This may be the case in Tuscaloosa, Alabama, a racially mixed city where some say segregation is alive and well.
As a result of the recent public school overcrowding, city authorities decided on a rezoning plan to deal with the problem. Unfortunately, this left hundreds of students to the mercy of "virtually all-black, low performing schools" reads a New York Times piece by Sam Dillon, and many black parents calling foul, especially considering that the school's superintendent and board president are white, yet 75% of the public school system is black.

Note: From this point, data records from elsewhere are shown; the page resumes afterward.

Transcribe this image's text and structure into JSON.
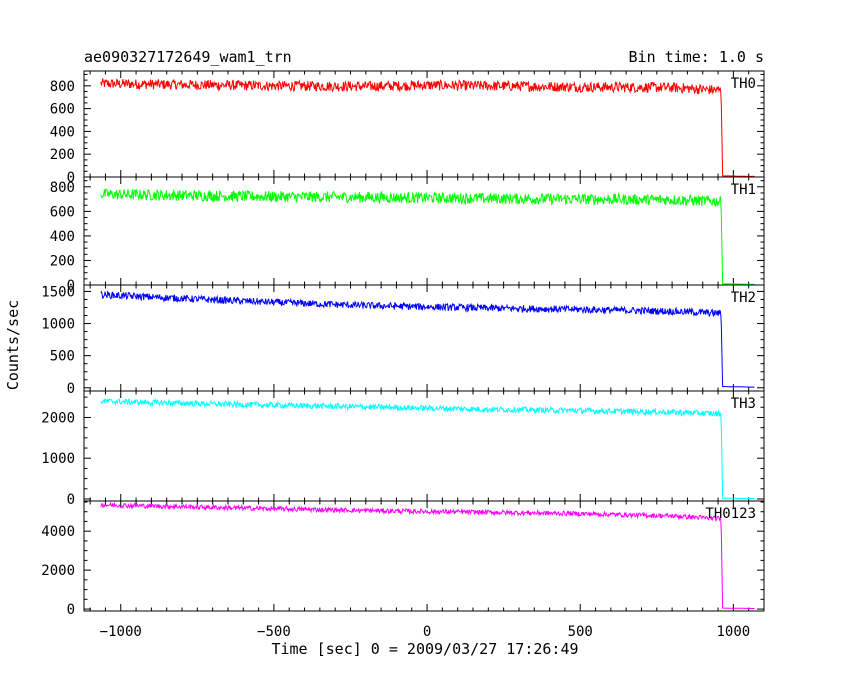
{
  "chart_data": {
    "type": "line",
    "title": "ae090327172649_wam1_trn",
    "subtitle": "Bin time: 1.0 s",
    "xlabel": "Time [sec] 0 = 2009/03/27 17:26:49",
    "ylabel": "Counts/sec",
    "xlim": [
      -1120,
      1100
    ],
    "x_ticks": [
      -1000,
      -500,
      0,
      500,
      1000
    ],
    "x_tick_labels": [
      "−1000",
      "−500",
      "0",
      "500",
      "1000"
    ],
    "grid": false,
    "panels": [
      {
        "name": "TH0",
        "color": "#ff0000",
        "ylim": [
          0,
          930
        ],
        "y_ticks": [
          0,
          200,
          400,
          600,
          800
        ],
        "y_tick_labels": [
          "0",
          "200",
          "400",
          "600",
          "800"
        ],
        "x": [
          -1065,
          -800,
          -500,
          -200,
          0,
          200,
          500,
          800,
          960,
          965,
          1070
        ],
        "values": [
          820,
          810,
          800,
          795,
          805,
          800,
          790,
          785,
          760,
          10,
          5
        ],
        "noise": 45
      },
      {
        "name": "TH1",
        "color": "#00ff00",
        "ylim": [
          0,
          880
        ],
        "y_ticks": [
          0,
          200,
          400,
          600,
          800
        ],
        "y_tick_labels": [
          "0",
          "200",
          "400",
          "600",
          "800"
        ],
        "x": [
          -1065,
          -800,
          -500,
          -200,
          0,
          200,
          500,
          800,
          960,
          965,
          1070
        ],
        "values": [
          740,
          730,
          720,
          715,
          710,
          705,
          700,
          695,
          680,
          10,
          5
        ],
        "noise": 45
      },
      {
        "name": "TH2",
        "color": "#0000ff",
        "ylim": [
          -50,
          1600
        ],
        "y_ticks": [
          0,
          500,
          1000,
          1500
        ],
        "y_tick_labels": [
          "0",
          "500",
          "1000",
          "1500"
        ],
        "x": [
          -1065,
          -800,
          -500,
          -200,
          0,
          200,
          500,
          800,
          960,
          965,
          1070
        ],
        "values": [
          1450,
          1390,
          1330,
          1280,
          1260,
          1240,
          1220,
          1190,
          1160,
          20,
          10
        ],
        "noise": 55
      },
      {
        "name": "TH3",
        "color": "#00ffff",
        "ylim": [
          -50,
          2650
        ],
        "y_ticks": [
          0,
          1000,
          2000
        ],
        "y_tick_labels": [
          "0",
          "1000",
          "2000"
        ],
        "x": [
          -1065,
          -800,
          -500,
          -200,
          0,
          200,
          500,
          800,
          960,
          965,
          1070
        ],
        "values": [
          2400,
          2350,
          2300,
          2260,
          2230,
          2200,
          2170,
          2130,
          2090,
          20,
          10
        ],
        "noise": 70
      },
      {
        "name": "TH0123",
        "color": "#ff00ff",
        "ylim": [
          -100,
          5550
        ],
        "y_ticks": [
          0,
          2000,
          4000
        ],
        "y_tick_labels": [
          "0",
          "2000",
          "4000"
        ],
        "x": [
          -1065,
          -800,
          -500,
          -200,
          0,
          200,
          500,
          800,
          960,
          965,
          1070
        ],
        "values": [
          5350,
          5260,
          5150,
          5060,
          5010,
          4970,
          4900,
          4780,
          4640,
          50,
          30
        ],
        "noise": 120
      }
    ]
  }
}
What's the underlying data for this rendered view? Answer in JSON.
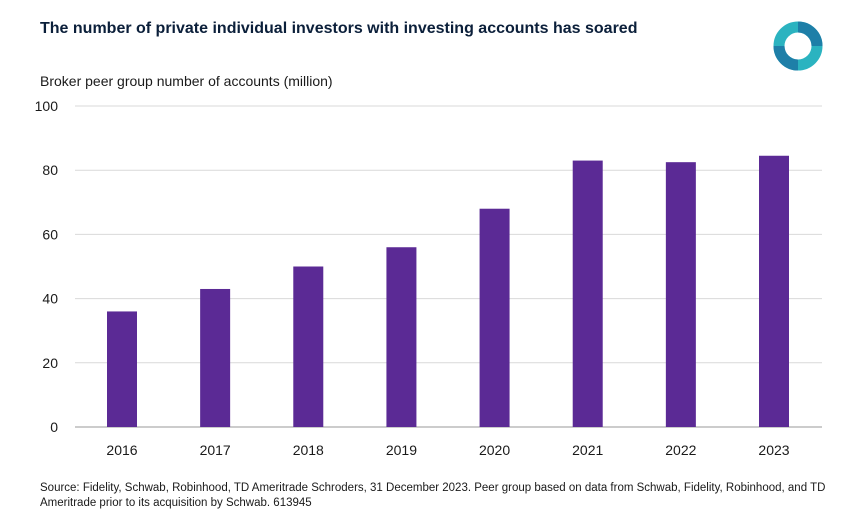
{
  "title": "The number of private individual investors with investing accounts has soared",
  "ylabel": "Broker peer group number of accounts (million)",
  "source": "Source: Fidelity, Schwab, Robinhood, TD Ameritrade Schroders, 31 December 2023. Peer group based on data from Schwab, Fidelity, Robinhood, and TD Ameritrade prior to its acquisition by Schwab. 613945",
  "logo": {
    "icon": "schroders-logo-icon",
    "colors": [
      "#2bb3c0",
      "#1e7fa8"
    ]
  },
  "colors": {
    "bar": "#5b2a95",
    "grid": "#d9d9d9",
    "text": "#1a1a1a",
    "title": "#0b1f3a"
  },
  "chart_data": {
    "type": "bar",
    "categories": [
      "2016",
      "2017",
      "2018",
      "2019",
      "2020",
      "2021",
      "2022",
      "2023"
    ],
    "values": [
      36,
      43,
      50,
      56,
      68,
      83,
      82.5,
      84.5
    ],
    "title": "The number of private individual investors with investing accounts has soared",
    "xlabel": "",
    "ylabel": "Broker peer group number of accounts (million)",
    "ylim": [
      0,
      100
    ],
    "yticks": [
      0,
      20,
      40,
      60,
      80,
      100
    ],
    "grid": true,
    "legend": "none"
  }
}
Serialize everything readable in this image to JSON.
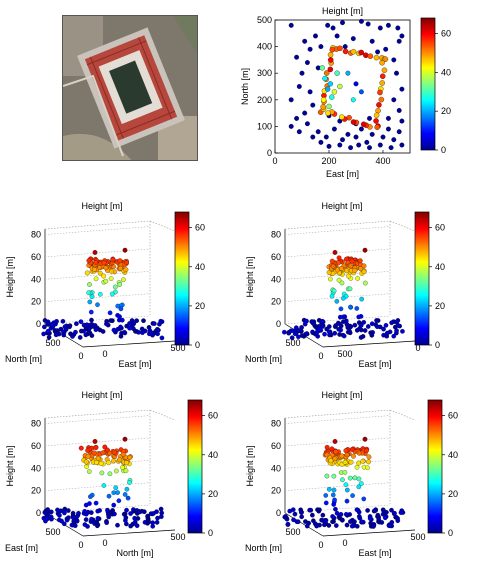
{
  "chart_data": [
    {
      "type": "scatter",
      "view": "top-down",
      "title": "Height [m]",
      "xlabel": "East [m]",
      "ylabel": "North [m]",
      "xlim": [
        0,
        500
      ],
      "ylim": [
        0,
        500
      ],
      "x_ticks": [
        "0",
        "200",
        "400"
      ],
      "y_ticks": [
        "0",
        "100",
        "200",
        "300",
        "400",
        "500"
      ],
      "colorbar": {
        "label": "Height [m]",
        "range": [
          0,
          68
        ],
        "ticks": [
          "0",
          "20",
          "40",
          "60"
        ],
        "colormap": "jet"
      },
      "ground_points": [
        [
          195,
          480
        ],
        [
          215,
          470
        ],
        [
          250,
          490
        ],
        [
          320,
          495
        ],
        [
          345,
          485
        ],
        [
          390,
          470
        ],
        [
          420,
          480
        ],
        [
          455,
          470
        ],
        [
          470,
          440
        ],
        [
          460,
          420
        ],
        [
          110,
          420
        ],
        [
          150,
          440
        ],
        [
          130,
          390
        ],
        [
          170,
          400
        ],
        [
          80,
          360
        ],
        [
          120,
          340
        ],
        [
          100,
          300
        ],
        [
          160,
          320
        ],
        [
          90,
          250
        ],
        [
          130,
          230
        ],
        [
          60,
          200
        ],
        [
          140,
          180
        ],
        [
          110,
          150
        ],
        [
          80,
          130
        ],
        [
          60,
          100
        ],
        [
          90,
          80
        ],
        [
          120,
          110
        ],
        [
          160,
          80
        ],
        [
          190,
          60
        ],
        [
          220,
          90
        ],
        [
          250,
          50
        ],
        [
          270,
          70
        ],
        [
          300,
          60
        ],
        [
          320,
          90
        ],
        [
          340,
          40
        ],
        [
          360,
          70
        ],
        [
          380,
          100
        ],
        [
          400,
          60
        ],
        [
          420,
          90
        ],
        [
          440,
          50
        ],
        [
          460,
          80
        ],
        [
          470,
          30
        ],
        [
          430,
          20
        ],
        [
          390,
          30
        ],
        [
          350,
          20
        ],
        [
          310,
          30
        ],
        [
          280,
          20
        ],
        [
          240,
          30
        ],
        [
          200,
          25
        ],
        [
          170,
          40
        ],
        [
          140,
          60
        ],
        [
          460,
          160
        ],
        [
          440,
          200
        ],
        [
          470,
          240
        ],
        [
          450,
          300
        ],
        [
          440,
          350
        ],
        [
          410,
          390
        ],
        [
          380,
          380
        ],
        [
          360,
          420
        ],
        [
          290,
          430
        ],
        [
          260,
          400
        ],
        [
          230,
          440
        ],
        [
          60,
          480
        ],
        [
          470,
          120
        ],
        [
          300,
          110
        ],
        [
          350,
          130
        ],
        [
          240,
          120
        ],
        [
          200,
          140
        ],
        [
          420,
          130
        ]
      ],
      "roof_outline": {
        "corners": [
          [
            215,
            395
          ],
          [
            405,
            355
          ],
          [
            375,
            95
          ],
          [
            175,
            160
          ]
        ],
        "height_range": [
          44,
          62
        ]
      },
      "facade_points": [
        [
          195,
          240
        ],
        [
          205,
          260
        ],
        [
          185,
          280
        ],
        [
          210,
          210
        ],
        [
          230,
          300
        ],
        [
          175,
          320
        ],
        [
          200,
          175
        ],
        [
          240,
          250
        ],
        [
          220,
          230
        ],
        [
          180,
          200
        ]
      ],
      "interior_points": [
        [
          300,
          260
        ],
        [
          320,
          230
        ],
        [
          270,
          300
        ],
        [
          290,
          200
        ]
      ]
    },
    {
      "type": "scatter3d",
      "title": "Height [m]",
      "zlabel": "Height [m]",
      "axis_a": {
        "label": "North [m]",
        "ticks": [
          "500",
          "0"
        ]
      },
      "axis_b": {
        "label": "East [m]",
        "ticks": [
          "0",
          "500"
        ]
      },
      "z_ticks": [
        "0",
        "20",
        "40",
        "60",
        "80"
      ],
      "zlim": [
        0,
        85
      ],
      "colorbar": {
        "range": [
          0,
          68
        ],
        "ticks": [
          "0",
          "20",
          "40",
          "60"
        ]
      },
      "tower_width": 0.55
    },
    {
      "type": "scatter3d",
      "title": "Height [m]",
      "zlabel": "Height [m]",
      "axis_a": {
        "label": "North [m]",
        "ticks": [
          "500",
          "0"
        ]
      },
      "axis_b": {
        "label": "East [m]",
        "ticks": [
          "500",
          "0"
        ]
      },
      "z_ticks": [
        "0",
        "20",
        "40",
        "60",
        "80"
      ],
      "zlim": [
        0,
        85
      ],
      "colorbar": {
        "range": [
          0,
          68
        ],
        "ticks": [
          "0",
          "20",
          "40",
          "60"
        ]
      },
      "tower_width": 0.5
    },
    {
      "type": "scatter3d",
      "title": "Height [m]",
      "zlabel": "Height [m]",
      "axis_a": {
        "label": "East [m]",
        "ticks": [
          "500",
          "0"
        ]
      },
      "axis_b": {
        "label": "North [m]",
        "ticks": [
          "0",
          "500"
        ]
      },
      "z_ticks": [
        "0",
        "20",
        "40",
        "60",
        "80"
      ],
      "zlim": [
        0,
        85
      ],
      "colorbar": {
        "range": [
          0,
          68
        ],
        "ticks": [
          "0",
          "20",
          "40",
          "60"
        ]
      },
      "tower_width": 0.7
    },
    {
      "type": "scatter3d",
      "title": "Height [m]",
      "zlabel": "Height [m]",
      "axis_a": {
        "label": "North [m]",
        "ticks": [
          "500",
          "0"
        ]
      },
      "axis_b": {
        "label": "East [m]",
        "ticks": [
          "0",
          "500"
        ]
      },
      "z_ticks": [
        "0",
        "20",
        "40",
        "60",
        "80"
      ],
      "zlim": [
        0,
        85
      ],
      "colorbar": {
        "range": [
          0,
          68
        ],
        "ticks": [
          "0",
          "20",
          "40",
          "60"
        ]
      },
      "tower_width": 0.6
    }
  ]
}
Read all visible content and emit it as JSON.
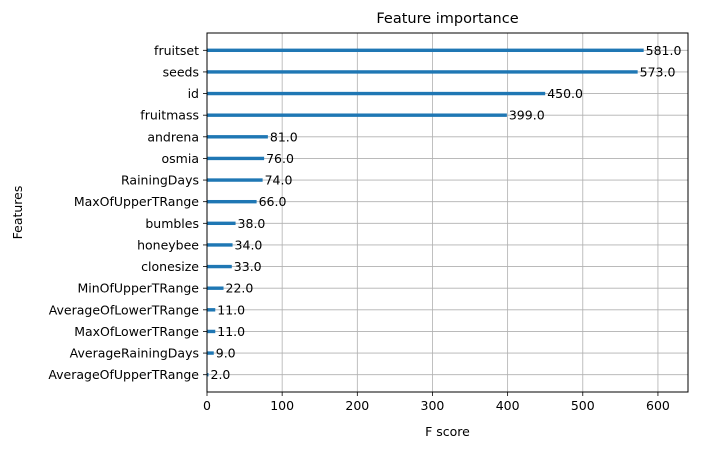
{
  "chart_data": {
    "type": "bar",
    "orientation": "horizontal",
    "title": "Feature importance",
    "xlabel": "F score",
    "ylabel": "Features",
    "xlim": [
      0,
      640
    ],
    "xticks": [
      0,
      100,
      200,
      300,
      400,
      500,
      600
    ],
    "grid": true,
    "bar_color": "#1f77b4",
    "categories": [
      "fruitset",
      "seeds",
      "id",
      "fruitmass",
      "andrena",
      "osmia",
      "RainingDays",
      "MaxOfUpperTRange",
      "bumbles",
      "honeybee",
      "clonesize",
      "MinOfUpperTRange",
      "AverageOfLowerTRange",
      "MaxOfLowerTRange",
      "AverageRainingDays",
      "AverageOfUpperTRange"
    ],
    "values": [
      581.0,
      573.0,
      450.0,
      399.0,
      81.0,
      76.0,
      74.0,
      66.0,
      38.0,
      34.0,
      33.0,
      22.0,
      11.0,
      11.0,
      9.0,
      2.0
    ],
    "value_labels": [
      "581.0",
      "573.0",
      "450.0",
      "399.0",
      "81.0",
      "76.0",
      "74.0",
      "66.0",
      "38.0",
      "34.0",
      "33.0",
      "22.0",
      "11.0",
      "11.0",
      "9.0",
      "2.0"
    ]
  }
}
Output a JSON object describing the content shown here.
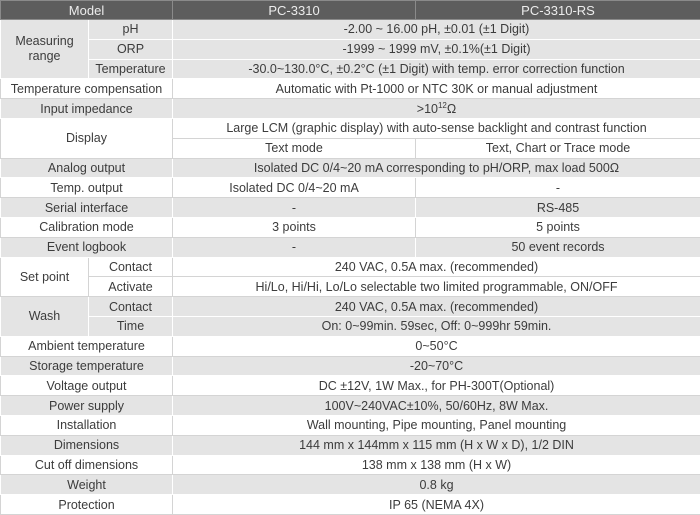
{
  "header": {
    "model": "Model",
    "col_a": "PC-3310",
    "col_b": "PC-3310-RS"
  },
  "measuring": {
    "label": "Measuring range",
    "ph": "pH",
    "ph_val": "-2.00 ~ 16.00 pH, ±0.01 (±1 Digit)",
    "orp": "ORP",
    "orp_val": "-1999 ~ 1999 mV, ±0.1%(±1 Digit)",
    "temp": "Temperature",
    "temp_val": "-30.0~130.0°C, ±0.2°C (±1 Digit) with temp. error correction function"
  },
  "temp_comp": {
    "label": "Temperature compensation",
    "value": "Automatic with Pt-1000 or NTC 30K or manual adjustment"
  },
  "input_imp": {
    "label": "Input impedance",
    "value_prefix": ">10",
    "value_exp": "12",
    "value_unit": "Ω"
  },
  "display": {
    "label": "Display",
    "value": "Large LCM (graphic display) with auto-sense backlight and contrast function",
    "a": "Text mode",
    "b": "Text, Chart or Trace mode"
  },
  "analog": {
    "label": "Analog output",
    "value": "Isolated DC 0/4~20 mA corresponding to pH/ORP, max load 500Ω"
  },
  "temp_out": {
    "label": "Temp. output",
    "a": "Isolated DC 0/4~20 mA",
    "b": "-"
  },
  "serial": {
    "label": "Serial interface",
    "a": "-",
    "b": "RS-485"
  },
  "calib": {
    "label": "Calibration mode",
    "a": "3 points",
    "b": "5 points"
  },
  "event": {
    "label": "Event logbook",
    "a": "-",
    "b": "50 event records"
  },
  "setpoint": {
    "label": "Set point",
    "contact": "Contact",
    "contact_val": "240 VAC, 0.5A max. (recommended)",
    "activate": "Activate",
    "activate_val": "Hi/Lo, Hi/Hi, Lo/Lo selectable two limited programmable, ON/OFF"
  },
  "wash": {
    "label": "Wash",
    "contact": "Contact",
    "contact_val": "240 VAC, 0.5A max. (recommended)",
    "time": "Time",
    "time_val": "On: 0~99min. 59sec, Off: 0~999hr 59min."
  },
  "rows": [
    {
      "label": "Ambient temperature",
      "value": "0~50°C"
    },
    {
      "label": "Storage temperature",
      "value": "-20~70°C"
    },
    {
      "label": "Voltage output",
      "value": "DC ±12V, 1W Max., for PH-300T(Optional)"
    },
    {
      "label": "Power supply",
      "value": "100V~240VAC±10%, 50/60Hz, 8W Max."
    },
    {
      "label": "Installation",
      "value": "Wall mounting, Pipe mounting, Panel mounting"
    },
    {
      "label": "Dimensions",
      "value": "144 mm x 144mm x 115 mm (H x W x D), 1/2 DIN"
    },
    {
      "label": "Cut off dimensions",
      "value": "138 mm x 138 mm (H x W)"
    },
    {
      "label": "Weight",
      "value": "0.8 kg"
    },
    {
      "label": "Protection",
      "value": "IP 65 (NEMA 4X)"
    }
  ]
}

Tuscoloosa's rezoning project, while raceless on paper, is being administered via the same justification found in the recent reversal of the Brown v. Board of Education decision (which I covered here in July) and the somewhat faulty No Child Left Behind program, both of which are considered to be essential in what is fast becoming a race-blind America. Yet for some parents and local black leaders, the situation is a haunting flashback:
All the issues we dealt with in the 60s, we're having to deal with again in 2007," said Earnestine Tucker, one of the black members [of the Board of Education]. We're back to separate but equal - but separate isn't equal."Some of the students feel it too:
Telissa Graham, 17, was a sophomore last year at Northridge High. She learned of the plan last May by reading a notice on her school’s bulletin board listing her name along with about 70 other students required to move. “They said Northridge was too crowded,” Telissa said. “But I think they just wanted to separate some of the blacks and Hispanics from the whites.”
Ironically, as the article notes, the parents of Tuscaloosa have co-opted the No Child Left Behind Act, which its critics consider to be detrimental to the process of improving the health of public schools as it, in fewer words, places more importance on a student's selective school re-assignment on a case-by-case basis, as opposed to focusing on the poor schools themselves. The parents have argued that they have no other choice than using the act a means of securing a better future for their children, many of whom, as a result of the residential rezoning, have limited access to the educational opportunity they once experienced via busing. Thus far, 180 students have requested to transfer from schools that have received poor scores in the evaluation system used by No Child Left Behind, but their present status is pending, much like their hopes for a better future in the highly racially divided Tuscaloosa.
Critics could easily say, however, that parental involvement for black student came a little too late. White parents beat them to the punch, helping to initiate the program with which they are at odds:
At a meeting in February 2005, scores of parents from the two majority white elementary schools complained of overcrowding and discipline problems in the middle school their children were sent to outside of the northern enclave.
Ms. Tucker said she, another board member and a teacher were the only blacks present. The white parents clamored for a new middle school closer to their homes. They also urged Dr. Levey to consider sending some students being bused into northern cluster schools back to their own neighborhood, Ms. Tucker said. Dr. Levey did not dispute the broad outlines of Ms. Tucker’s account.
“That was the origin of this whole rezoning,” Ms. Tucker said.
Months later, the school board commissioned a demographic study to draft the rezoning plan. J. Russell Gibson III, the board’s lawyer, said the plan drawn up used school buildings more efficiently, freeing classroom space equivalent to an entire elementary school and saving potential construction costs of $10 million to $14 million. “That’s a significant savings,” Mr. Gibson said, “and we relieved overcrowding and placed most students in a school near their home. That’s been lost in all the rhetoric.”
Could re-segregation have been avoided by way of parental involvement?
Possibly. But without the tax money to back up the words, very little can be done to change a public education system on the brink of ruin. As socialist as it may sound, we, as a nation, will continue to segregate it's young people until one's income bracket no longer corresponds to the availability of local, high-quality, public schools. Due to the very obvious links between color and class, some children will inevitably always be left behind.